El muerto no está muerto, está posando
“Arias (…) elogió la política estatal y criticó a quienes aseguran que Costa Rica es un país inseguro.
Agregó que todo es relativo, por cuanto “si Costa Rica se compara con Brasil, donde se ha militarizado y hay pocos delincuentes, entonces llegaríamos a la conclusión que efectivamente en este país hay muchos crímenes.
Pero si lo hacemos con El Salvador, donde hay 4 mil asesinatos al año, 10 diarios en promedio, la verdad es que estamos muy bien”.
Según Arias, lo que influye en la percepción de los costarricenses de que estamos mal en seguridad es que los noticieros dedican la mitad del tiempo a hablar de crímenes y asesinatos”. De Diario Extra.
Solo un extraterrestre (y tiene que ser uno que esté miando fuera del tarro), se atrevería no solo contradecir la visión de la realidad nacional que tienen los costarricenses, sino los datos duros y concretos, que nos dicen que la criminalidad y la inseguridad en Costa Rica están desatadas.
Claro, al presidente le parece que podríamos esperar a vivir como en El Salvador para que los crímenes -seguramente ficticios- se salgan de la tele y se conviertan en realidad. Lo dice desde las alturas, donde revolotea con los halcones.
Pero su cinismo va más allá:
Por eso dijo que Elías Saca, ex presidente de El Salvador, le confesó que para que esto no sucediera en su mandato llegó a un acuerdo con los medios de comunicación para que a los crímenes solo los reseñaran en cinco minutos de transmisión, así la gente no lo percibía.
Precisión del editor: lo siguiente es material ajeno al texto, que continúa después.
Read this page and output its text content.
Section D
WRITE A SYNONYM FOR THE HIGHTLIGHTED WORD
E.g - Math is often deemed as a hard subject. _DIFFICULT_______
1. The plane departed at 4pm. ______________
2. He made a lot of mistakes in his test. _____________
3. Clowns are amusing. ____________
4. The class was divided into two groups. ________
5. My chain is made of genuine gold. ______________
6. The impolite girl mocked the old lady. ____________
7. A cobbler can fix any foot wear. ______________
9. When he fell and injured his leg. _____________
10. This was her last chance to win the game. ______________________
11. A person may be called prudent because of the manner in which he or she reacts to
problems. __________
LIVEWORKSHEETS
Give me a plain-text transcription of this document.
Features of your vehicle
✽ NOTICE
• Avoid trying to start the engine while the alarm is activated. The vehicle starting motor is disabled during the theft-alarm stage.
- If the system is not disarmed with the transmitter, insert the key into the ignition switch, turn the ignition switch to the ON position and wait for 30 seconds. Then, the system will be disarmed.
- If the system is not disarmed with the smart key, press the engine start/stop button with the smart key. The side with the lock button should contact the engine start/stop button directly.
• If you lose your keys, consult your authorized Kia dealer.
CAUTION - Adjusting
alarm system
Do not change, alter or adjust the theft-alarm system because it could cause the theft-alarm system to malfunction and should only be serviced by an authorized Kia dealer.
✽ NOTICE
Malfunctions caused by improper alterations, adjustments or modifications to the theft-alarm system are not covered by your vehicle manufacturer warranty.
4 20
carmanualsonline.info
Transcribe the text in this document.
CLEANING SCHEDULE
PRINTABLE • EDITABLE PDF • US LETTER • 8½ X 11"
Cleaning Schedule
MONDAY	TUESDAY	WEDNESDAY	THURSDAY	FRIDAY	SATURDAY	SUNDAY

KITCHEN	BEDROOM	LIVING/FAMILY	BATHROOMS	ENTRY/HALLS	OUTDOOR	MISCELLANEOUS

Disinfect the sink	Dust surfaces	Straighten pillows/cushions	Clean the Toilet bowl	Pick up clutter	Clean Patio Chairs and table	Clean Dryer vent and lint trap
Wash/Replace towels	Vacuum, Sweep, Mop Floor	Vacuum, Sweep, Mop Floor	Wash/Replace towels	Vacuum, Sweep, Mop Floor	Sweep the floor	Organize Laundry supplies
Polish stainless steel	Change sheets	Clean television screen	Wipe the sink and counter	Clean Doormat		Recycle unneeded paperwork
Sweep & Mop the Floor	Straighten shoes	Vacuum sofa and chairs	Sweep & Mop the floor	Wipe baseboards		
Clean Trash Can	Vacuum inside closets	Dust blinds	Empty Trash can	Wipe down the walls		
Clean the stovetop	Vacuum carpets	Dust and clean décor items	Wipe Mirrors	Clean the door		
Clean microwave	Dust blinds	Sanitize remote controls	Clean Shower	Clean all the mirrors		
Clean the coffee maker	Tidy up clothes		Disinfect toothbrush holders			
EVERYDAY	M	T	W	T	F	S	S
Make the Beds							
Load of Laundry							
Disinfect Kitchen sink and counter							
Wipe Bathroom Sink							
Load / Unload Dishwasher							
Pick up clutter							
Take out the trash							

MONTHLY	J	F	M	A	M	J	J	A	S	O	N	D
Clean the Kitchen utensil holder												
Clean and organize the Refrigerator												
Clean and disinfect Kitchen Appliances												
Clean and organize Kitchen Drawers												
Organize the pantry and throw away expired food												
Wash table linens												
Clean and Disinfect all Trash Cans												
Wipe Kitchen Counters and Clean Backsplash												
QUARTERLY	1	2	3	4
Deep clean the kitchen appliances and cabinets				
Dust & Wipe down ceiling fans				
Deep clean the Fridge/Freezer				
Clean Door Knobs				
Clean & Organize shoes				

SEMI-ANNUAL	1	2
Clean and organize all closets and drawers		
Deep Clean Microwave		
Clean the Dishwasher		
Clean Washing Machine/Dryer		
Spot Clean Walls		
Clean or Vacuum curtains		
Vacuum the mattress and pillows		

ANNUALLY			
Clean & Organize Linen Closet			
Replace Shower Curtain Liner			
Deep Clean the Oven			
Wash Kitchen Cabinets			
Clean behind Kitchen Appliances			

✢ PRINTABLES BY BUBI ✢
¡Eureka! Matan a 10 personas por día, pero como no salen en tele, entonces… ¿no se mueren? Nadie niega el papel de los medios en el proceso de construcción de la opinión pública y su influencia en la percepción que tenemos de la realidad. Pero el uso de ese argumento para minimizar la crisis de la seguridad ciudadana, primero por parte de nuestra brillante Ministra de Seguridad, y ahora de su patrón, es una cachetada para la gente. Uno hubiera pensado que el cuento de la “percepción” fue suficientemente desafortunado la primera vez, como para que desde el gobierno se repita.
Y ese “acuerdo” con los medios, que le recomendó Saca el boticario al Arias el noble, ¿qué más incluía? ¿Alinear líneas editoriales me imagino, algo con lo que -se nota- nuestro presidente babea?
Silben y aplaudan, en la tele y en las calles, que aquí no pasa nada. No hay duda: el presidente cree que gobierna un corral de pollos.